O presidente iraniano Masoud Pezeshkian pediu que o Brics atue como mediador no conflito do Oriente Médio, solicitando um papel mais independente e ativo do bloco para conter ações militares contra seu país. A declaração ocorre em um momento de crescente tensão entre Estados Unidos, Israel e seus aliados na região.
O pedido foi feito em uma ligação com o primeiro-ministro indiano, Narendra Modi, que atualmente ocupa a presidência rotativa do grupo. Durante a conversa, o mandatário iraniano afirmou ser urgente interromper os ataques que atingem o Irã, para evitar uma escalada do conflito.
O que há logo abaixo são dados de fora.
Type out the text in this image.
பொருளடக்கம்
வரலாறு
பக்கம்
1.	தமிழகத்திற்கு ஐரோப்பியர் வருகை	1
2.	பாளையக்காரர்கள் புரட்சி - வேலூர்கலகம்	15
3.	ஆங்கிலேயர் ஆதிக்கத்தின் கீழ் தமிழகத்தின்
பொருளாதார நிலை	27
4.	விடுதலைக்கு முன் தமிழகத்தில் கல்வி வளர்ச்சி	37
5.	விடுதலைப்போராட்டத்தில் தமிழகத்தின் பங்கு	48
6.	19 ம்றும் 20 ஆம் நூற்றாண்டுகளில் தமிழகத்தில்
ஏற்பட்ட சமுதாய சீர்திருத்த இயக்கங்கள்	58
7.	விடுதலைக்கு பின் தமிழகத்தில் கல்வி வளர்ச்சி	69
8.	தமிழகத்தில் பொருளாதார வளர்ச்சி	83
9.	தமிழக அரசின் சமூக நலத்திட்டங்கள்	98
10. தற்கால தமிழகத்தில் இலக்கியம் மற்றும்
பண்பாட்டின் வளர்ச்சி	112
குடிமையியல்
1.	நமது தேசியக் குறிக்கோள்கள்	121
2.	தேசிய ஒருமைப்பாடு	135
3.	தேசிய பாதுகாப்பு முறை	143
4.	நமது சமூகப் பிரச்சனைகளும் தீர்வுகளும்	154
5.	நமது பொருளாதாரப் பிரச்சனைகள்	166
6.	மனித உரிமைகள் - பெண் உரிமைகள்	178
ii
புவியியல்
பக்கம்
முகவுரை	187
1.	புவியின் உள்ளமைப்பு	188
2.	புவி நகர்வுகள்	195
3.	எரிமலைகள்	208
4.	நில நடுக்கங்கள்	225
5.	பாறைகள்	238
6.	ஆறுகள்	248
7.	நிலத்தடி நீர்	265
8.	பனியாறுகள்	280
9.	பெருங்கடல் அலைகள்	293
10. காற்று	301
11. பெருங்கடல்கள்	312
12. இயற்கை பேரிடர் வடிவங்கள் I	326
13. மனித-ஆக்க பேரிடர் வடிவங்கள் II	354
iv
Mecanismos para Conter a Violência
Pezeshkian também defendeu a criação de medidas que previnam novos atos de violência, incluindo garantias internacionais para impedir futuras operações militares. Em sua avaliação, o Brics, por reunir importantes economias em desenvolvimento, estaria em condições de atuar com maior autonomia na busca por soluções diplomáticas.
A proposta ainda prevê a formação de uma estrutura regional de segurança, com a adesão de países da Ásia Ocidental, focada em assegurar a estabilidade sem interferências externas. A iniciativa reforça a posição do Irã, que defende um sistema multipolar na política global.
Preocupação com Rotas Marítimas
No mesmo diálogo, Narendra Modi condenou os ataques a infraestruturas críticas no Oriente Médio e destacou a importância de manter as rotas marítimas acessíveis e seguras, essenciais para o comércio global, especialmente no setor de energia.
O apelo ao Brics surge em um período de intensa movimentação internacional, diante dos riscos de interrupção no fornecimento de energia e de expansão do conflito no Golfo Pérsico. O bloco, que recentemente ampliou seu número de membros, busca um papel mais relevante em questões geopolíticas e de segurança mundial.
A iniciativa das autoridades iranianas reflete uma tentativa de ampliar os canais de diálogo para além do eixo tradicional, dominado pelas potências ocidentais, em um cenário marcado por alta volatilidade e possíveis impactos na economia, no setor energético e no comércio internacional.